L’amore per i libri precedeva la professione di libraio. Ma quale era l’occupazione precedente?
Una volta laureato, da storico sono finito con naturalezza a lavorare nell’Archivio di Stato. Una situazione pressoché statica, senza evoluzione. Tentando il cambiamento mi sono rivolto all’insegnamento. Finché si trattava di insegnare agli studenti, tutto andava bene. L’ambiente invece proprio non mi piaceva e, pensando in prospettiva, non potevo immaginarmi in quel contesto. Ogni tanto, devo confessare la tentazione di uno stipendio fisso. Ma dura un istante, e subito sopravviene il piacere incomparabile della realtà odierna che permette di affrontare i sacrifici che comporta ricambiando con soddisfazione.
Cosa significa “libro” per l’Andrea Petrini lettore.
Per me “libro” significa entrare in un’altra dimensione, in un’altra vita, in un’altra epoca, in un altro corpo. Insomma, vivere la vita di un altro. In qualche modo si tratta di un viaggio. Leggo molto, da sempre e con il passare degli anni ho imparato la tecnica della lettura veloce, selezionando le letture a seconda dei momenti. Mi rendo conto che ci sono dei periodi in cui ho bisogno di argomentazioni più articolate mentre in altri di testi più lineari. Ma quando ho più tempo a disposizione posso tranquillamente divorare un paio di libri a settimana. Il primo che mi ha profondamente appassionato è stato La storia di Elsa Morante, che ritengo tutt’ora un libro di grande valore. Da quel momento non mi sono più fermato, se non per motivi di studio universitario nel quale le letture obbligatorie erano molte.

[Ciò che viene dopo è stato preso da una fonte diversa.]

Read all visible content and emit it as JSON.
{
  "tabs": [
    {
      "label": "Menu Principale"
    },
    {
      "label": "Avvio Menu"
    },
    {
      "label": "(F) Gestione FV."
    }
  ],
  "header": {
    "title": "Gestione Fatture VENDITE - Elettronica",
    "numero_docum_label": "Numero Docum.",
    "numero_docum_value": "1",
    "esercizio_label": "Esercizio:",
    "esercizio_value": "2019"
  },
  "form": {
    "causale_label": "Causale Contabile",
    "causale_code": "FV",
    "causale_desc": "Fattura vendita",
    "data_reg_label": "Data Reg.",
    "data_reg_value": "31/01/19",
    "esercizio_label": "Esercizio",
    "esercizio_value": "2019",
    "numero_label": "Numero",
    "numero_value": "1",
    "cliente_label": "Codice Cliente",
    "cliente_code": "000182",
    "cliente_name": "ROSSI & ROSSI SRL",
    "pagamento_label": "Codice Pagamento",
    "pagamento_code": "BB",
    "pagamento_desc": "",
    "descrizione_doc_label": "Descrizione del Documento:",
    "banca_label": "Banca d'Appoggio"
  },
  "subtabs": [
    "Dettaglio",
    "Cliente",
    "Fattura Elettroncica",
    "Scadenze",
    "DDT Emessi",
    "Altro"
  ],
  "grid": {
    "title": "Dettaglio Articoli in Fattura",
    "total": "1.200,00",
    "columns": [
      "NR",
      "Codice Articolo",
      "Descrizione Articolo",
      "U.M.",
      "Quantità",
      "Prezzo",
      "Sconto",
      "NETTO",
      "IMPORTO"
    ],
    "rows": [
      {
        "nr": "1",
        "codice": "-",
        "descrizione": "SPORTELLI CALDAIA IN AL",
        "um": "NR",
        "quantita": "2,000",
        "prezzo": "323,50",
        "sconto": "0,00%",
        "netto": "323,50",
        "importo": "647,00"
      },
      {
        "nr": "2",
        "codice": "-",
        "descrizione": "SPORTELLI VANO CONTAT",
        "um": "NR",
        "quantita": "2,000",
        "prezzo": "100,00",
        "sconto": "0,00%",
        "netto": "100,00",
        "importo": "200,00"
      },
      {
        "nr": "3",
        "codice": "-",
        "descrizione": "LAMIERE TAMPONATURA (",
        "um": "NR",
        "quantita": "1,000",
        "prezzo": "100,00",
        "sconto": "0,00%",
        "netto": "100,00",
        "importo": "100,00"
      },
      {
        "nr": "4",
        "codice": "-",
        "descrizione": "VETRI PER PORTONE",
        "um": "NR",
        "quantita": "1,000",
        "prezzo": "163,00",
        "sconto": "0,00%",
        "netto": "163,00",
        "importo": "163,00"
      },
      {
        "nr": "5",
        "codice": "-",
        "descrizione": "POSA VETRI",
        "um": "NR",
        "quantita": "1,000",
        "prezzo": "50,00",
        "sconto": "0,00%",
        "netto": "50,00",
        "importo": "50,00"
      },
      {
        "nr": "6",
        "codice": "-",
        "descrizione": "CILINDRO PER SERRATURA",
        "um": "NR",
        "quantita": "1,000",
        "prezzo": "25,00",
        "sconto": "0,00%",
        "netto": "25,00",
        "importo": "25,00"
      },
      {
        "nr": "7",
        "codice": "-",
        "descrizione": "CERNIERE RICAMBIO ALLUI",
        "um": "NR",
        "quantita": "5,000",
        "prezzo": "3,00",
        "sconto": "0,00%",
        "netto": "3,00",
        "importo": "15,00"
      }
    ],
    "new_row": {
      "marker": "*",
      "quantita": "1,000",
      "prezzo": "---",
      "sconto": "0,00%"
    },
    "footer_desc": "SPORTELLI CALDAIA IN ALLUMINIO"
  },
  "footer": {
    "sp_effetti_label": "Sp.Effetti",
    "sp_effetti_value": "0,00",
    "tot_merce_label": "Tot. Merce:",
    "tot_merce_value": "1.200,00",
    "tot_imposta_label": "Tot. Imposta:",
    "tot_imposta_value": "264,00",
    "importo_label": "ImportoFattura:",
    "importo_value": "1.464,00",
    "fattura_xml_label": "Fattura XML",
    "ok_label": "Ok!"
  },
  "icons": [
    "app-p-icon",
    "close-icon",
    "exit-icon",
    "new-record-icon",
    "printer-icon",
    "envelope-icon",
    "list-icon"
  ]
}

Le tue preferenze odierne?
Per me, una delle più grandi scrittrici contemporanee è Tiffany McDaniel, ma amo anche Percival Everett e Elisabeth Strout. Considero Ian McEwan bravissimo, come lo è stato Philip Roth. Tra gli italiani, due che posso indicare senza incertezze sono Laura Mariani e Andrea Bajani. Un’ulteriore mia preferenza è sicuramente per Maria Attanasio. Nella letteratura non contemporanea non posso non citare Lev Tolstoj. Se una persona vuol leggere un vero romanzo deve accostarsi all’opera di Tolstoj. Anche se, dovessi consigliare un romanzo, il principale titolo a cui penso è Cime tempestose di Emily Brontë. Un romanzo cui non è possibile applicare alcuna etichetta. È un romanzo gotico, d’amore, pienamente vittoriano e moderno allo stesso tempo. Non presenta il classico lieto fine, ed è ancora più stupefacente se si pensa a chi l’ha scritto. A quei tempi è stato bistrattato, in misura della sua originalità talmente straordinaria da risultare inclassificabile. È un vero peccato che Emily Brontë abbia lasciato praticamente solo questo romanzo, personalmente la ritengo una scrittrice di genio. Sarebbe consigliabile far precedere la lettura delle lettere che si scrissero le sorelle Brontë alla lettura dei romanzi, per comprendere in questo modo l’arte trasformativa dell’autentico scrittore e valutare appieno la straordinarietà del caso. Un esempio magnifico dello scrivere vera letteratura.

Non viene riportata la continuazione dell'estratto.